Another significant drawback has arisen since the COVID-19 pandemic began. Even as infection rates flatten and mask mandates are lifted, people remain leery about being at close quarters; and it's hard to arrange a decent-sized silent auction without bringing a lot of people together, as they lean over goods, read descriptions, wait to enter names and bids on a list, and so on.
An online auction is the quietest of all! It might be your best choice if you aren't ready to fill a room with people, your members are spread out geographically, or you want to open the bidding up to the whole world.
In fact, no matter where your members live, some will appreciate being able to participate in a fundraising event at any time of the day or night, without having to leave their home. Demographically, women between the ages of 40 and 49, with household incomes between $50,000 and $99,000, are the most frequent participants in online auctions.
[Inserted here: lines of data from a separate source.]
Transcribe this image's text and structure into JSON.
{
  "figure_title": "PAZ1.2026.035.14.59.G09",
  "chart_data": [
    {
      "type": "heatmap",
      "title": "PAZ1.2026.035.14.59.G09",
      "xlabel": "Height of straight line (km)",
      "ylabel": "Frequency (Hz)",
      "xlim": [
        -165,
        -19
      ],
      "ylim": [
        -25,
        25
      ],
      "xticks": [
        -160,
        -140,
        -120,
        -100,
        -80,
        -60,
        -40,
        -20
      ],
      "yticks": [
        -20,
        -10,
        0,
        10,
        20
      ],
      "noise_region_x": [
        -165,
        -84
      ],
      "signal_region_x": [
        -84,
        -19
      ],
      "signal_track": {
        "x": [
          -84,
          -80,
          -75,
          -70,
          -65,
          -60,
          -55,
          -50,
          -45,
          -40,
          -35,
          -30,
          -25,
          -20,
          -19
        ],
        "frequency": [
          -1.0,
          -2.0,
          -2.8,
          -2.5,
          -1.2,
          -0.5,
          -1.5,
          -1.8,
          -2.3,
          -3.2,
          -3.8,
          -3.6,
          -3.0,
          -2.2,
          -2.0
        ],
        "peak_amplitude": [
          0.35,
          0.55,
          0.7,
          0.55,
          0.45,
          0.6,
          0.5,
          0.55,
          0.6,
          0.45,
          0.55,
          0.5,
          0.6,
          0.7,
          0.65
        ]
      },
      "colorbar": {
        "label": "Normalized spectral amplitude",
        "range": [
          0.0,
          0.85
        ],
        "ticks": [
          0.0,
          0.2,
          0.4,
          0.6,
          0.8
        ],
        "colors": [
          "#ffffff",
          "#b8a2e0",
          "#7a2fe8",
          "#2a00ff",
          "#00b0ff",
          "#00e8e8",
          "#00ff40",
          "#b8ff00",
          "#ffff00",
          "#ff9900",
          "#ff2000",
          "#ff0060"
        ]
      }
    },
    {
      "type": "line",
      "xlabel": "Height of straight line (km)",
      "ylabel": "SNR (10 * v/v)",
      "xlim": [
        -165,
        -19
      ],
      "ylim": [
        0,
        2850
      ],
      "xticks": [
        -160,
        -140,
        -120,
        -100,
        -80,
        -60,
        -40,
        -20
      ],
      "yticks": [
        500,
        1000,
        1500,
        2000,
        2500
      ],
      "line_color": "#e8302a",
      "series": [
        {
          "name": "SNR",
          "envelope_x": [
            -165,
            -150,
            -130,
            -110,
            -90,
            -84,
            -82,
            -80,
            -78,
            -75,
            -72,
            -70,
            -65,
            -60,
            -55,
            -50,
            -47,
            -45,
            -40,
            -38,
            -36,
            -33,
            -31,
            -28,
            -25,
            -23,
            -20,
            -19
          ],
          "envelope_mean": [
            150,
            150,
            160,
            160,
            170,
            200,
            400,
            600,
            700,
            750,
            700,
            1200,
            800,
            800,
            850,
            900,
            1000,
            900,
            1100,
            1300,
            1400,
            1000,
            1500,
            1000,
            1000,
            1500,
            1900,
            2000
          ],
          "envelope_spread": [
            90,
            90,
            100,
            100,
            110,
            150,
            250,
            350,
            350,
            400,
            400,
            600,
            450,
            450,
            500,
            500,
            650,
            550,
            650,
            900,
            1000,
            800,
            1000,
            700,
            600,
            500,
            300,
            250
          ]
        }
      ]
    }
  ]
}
If that group is well represented in your organization, you could do very well.
Another advantage to online auctions is that you won't need the army of volunteers that are required to set up an auction space and create attractive displays. A few volunteers who are computer savvy, and perhaps have time to spare at odd hours, can handle the setup end of the process. Then you'll need a few more volunteers to take care of shipping or delivering items once they're sold. (If you don't want to ship overseas, be sure to put that into the "special instructions" of your online auction site.)
The online auction method isn't free, however. You'll have to pay the hosting website or auction service provider. Someone will also need to pay for shipping, but you can specify ahead of time whether it's the buyer or the organization.
You can combine types of auctions. For example, some nonprofits hold a live and silent auction during the same event (which helps sell more, while limiting the time spent on the live auction). Some hold an online auction before a silent auction, in order to reduce the number of goods they'll have to display.
It's also possible to integrate an online auction with a live auction; but not recommended, owing to time delays. The in-person bidders might have up to a 60-second lead time, leading to frustration and lost bids. If combining a live and virtual event, a better approach is to start with an entirely online auction, but have a small live auction afterward, as a special opportunity for in-person guests.
Yet another option is to hold an online auction after your live or silent auction, to deal with items you didn't have room for, or that didn't sell.